Astrocytes may be critically involved in epileptogenesis through their role in cellular homeostasis and in the catabolism of glutamate [25]. In fact, glial cells remove extracellular K+ and, via the GS enzyme, protect neurons from glutamate excitotoxicity [7]. In gliomas, GS is an astrocyte specific marker and may be of diagnostic value in cases with poor astrocytic differentiation [29]. Indeed, all astrocytomas display positive staining with GS, whose degree is related to the extent of differentiation, as the lower the degree of GS the higher will be the histological malignancy [15]. Hence, the histological malignancy-related expression of GS in astrocytomas represents a useful functional marker of tumor-composing cells [14].

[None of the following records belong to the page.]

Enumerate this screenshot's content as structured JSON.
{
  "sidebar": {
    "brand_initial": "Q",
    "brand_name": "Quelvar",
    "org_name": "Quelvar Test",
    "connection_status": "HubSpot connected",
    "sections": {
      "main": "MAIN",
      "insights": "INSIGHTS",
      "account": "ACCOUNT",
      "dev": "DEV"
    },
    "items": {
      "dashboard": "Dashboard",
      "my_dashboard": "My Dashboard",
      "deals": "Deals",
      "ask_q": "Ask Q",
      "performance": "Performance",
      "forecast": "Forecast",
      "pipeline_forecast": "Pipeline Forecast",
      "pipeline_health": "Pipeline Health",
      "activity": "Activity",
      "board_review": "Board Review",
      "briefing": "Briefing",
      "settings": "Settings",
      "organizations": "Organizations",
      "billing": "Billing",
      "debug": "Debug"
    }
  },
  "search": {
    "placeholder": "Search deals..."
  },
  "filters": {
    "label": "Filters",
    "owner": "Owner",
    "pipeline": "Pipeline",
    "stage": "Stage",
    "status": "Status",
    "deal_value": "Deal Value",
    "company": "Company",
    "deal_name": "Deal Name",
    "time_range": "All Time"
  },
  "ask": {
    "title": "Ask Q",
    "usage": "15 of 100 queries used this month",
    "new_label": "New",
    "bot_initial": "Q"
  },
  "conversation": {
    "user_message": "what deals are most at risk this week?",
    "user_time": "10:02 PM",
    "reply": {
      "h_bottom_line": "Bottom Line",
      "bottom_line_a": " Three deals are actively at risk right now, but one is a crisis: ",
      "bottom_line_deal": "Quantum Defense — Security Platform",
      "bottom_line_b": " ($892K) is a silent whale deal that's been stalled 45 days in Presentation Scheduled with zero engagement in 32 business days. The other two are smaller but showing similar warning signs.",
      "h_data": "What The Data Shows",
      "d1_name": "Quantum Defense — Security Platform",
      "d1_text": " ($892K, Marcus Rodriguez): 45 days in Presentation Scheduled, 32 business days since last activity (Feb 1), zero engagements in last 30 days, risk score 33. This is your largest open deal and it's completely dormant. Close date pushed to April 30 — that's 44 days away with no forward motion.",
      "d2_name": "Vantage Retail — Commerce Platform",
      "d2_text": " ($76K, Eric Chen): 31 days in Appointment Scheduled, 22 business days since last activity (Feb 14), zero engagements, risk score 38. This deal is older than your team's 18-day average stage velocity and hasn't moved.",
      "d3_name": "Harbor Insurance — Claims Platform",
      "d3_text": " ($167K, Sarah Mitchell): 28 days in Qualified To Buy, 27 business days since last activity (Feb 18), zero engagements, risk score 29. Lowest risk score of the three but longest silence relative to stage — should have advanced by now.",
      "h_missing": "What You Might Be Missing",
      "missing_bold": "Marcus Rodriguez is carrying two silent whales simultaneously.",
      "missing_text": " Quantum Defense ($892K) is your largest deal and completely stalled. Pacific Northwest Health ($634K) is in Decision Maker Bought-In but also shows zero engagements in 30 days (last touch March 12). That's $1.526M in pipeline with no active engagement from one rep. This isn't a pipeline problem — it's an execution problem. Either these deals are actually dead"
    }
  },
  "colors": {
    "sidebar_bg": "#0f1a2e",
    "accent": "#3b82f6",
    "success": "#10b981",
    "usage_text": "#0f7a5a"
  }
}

We provide the evidence of a correlation between low levels of GS in tumor samples and the presence of epilepsy in GBM patients. Glutamine synthetase deficiency in astrocytes may represent a possible molecular basis for extracellular glutamate accumulation and seizure generation.

On the other hand, a loss of GS has also been found in mesial temporal sclerosis hippocampus with epilepsy, particularly in areas of neuronal loss and astroglial proliferation, such the CA1, CA3, and dentate hilus [16].

The role of GS in epilepsy is also confirmed in experimental models; in fact, GS is also deficient in the brain of seizure-prone gerbils compared with animals not prone to seizures [17]. Moreover, in the GAERS model, both a slight decrease of GS and reactive astrocytes in the thalamus are already found before the development of absence seizures [27].

In our study, significant lower levels of GS in brain tumor were present in epileptogenic GBMs as compared with non-epileptogenic GBMs. Moreover, in line with literature data [16, 17], GS deficiency was independent from gliosis. Epilepsy frequency was not related to glioma localization and other histological features (neuronal loss, haemosiderine, giant cells, inflammatory cells, stroma).

This study suggests that seizures in GBM are coupled with a localized enzyme deficiency. If this is a causal relation, a GS western blot analysis might help to identify the patient with a high risk of epilepsy who should be treated with AED. Moreover, manipulation of GS activity might constitute a novel principle for inhibiting seizures in patients with glioma epilepsy.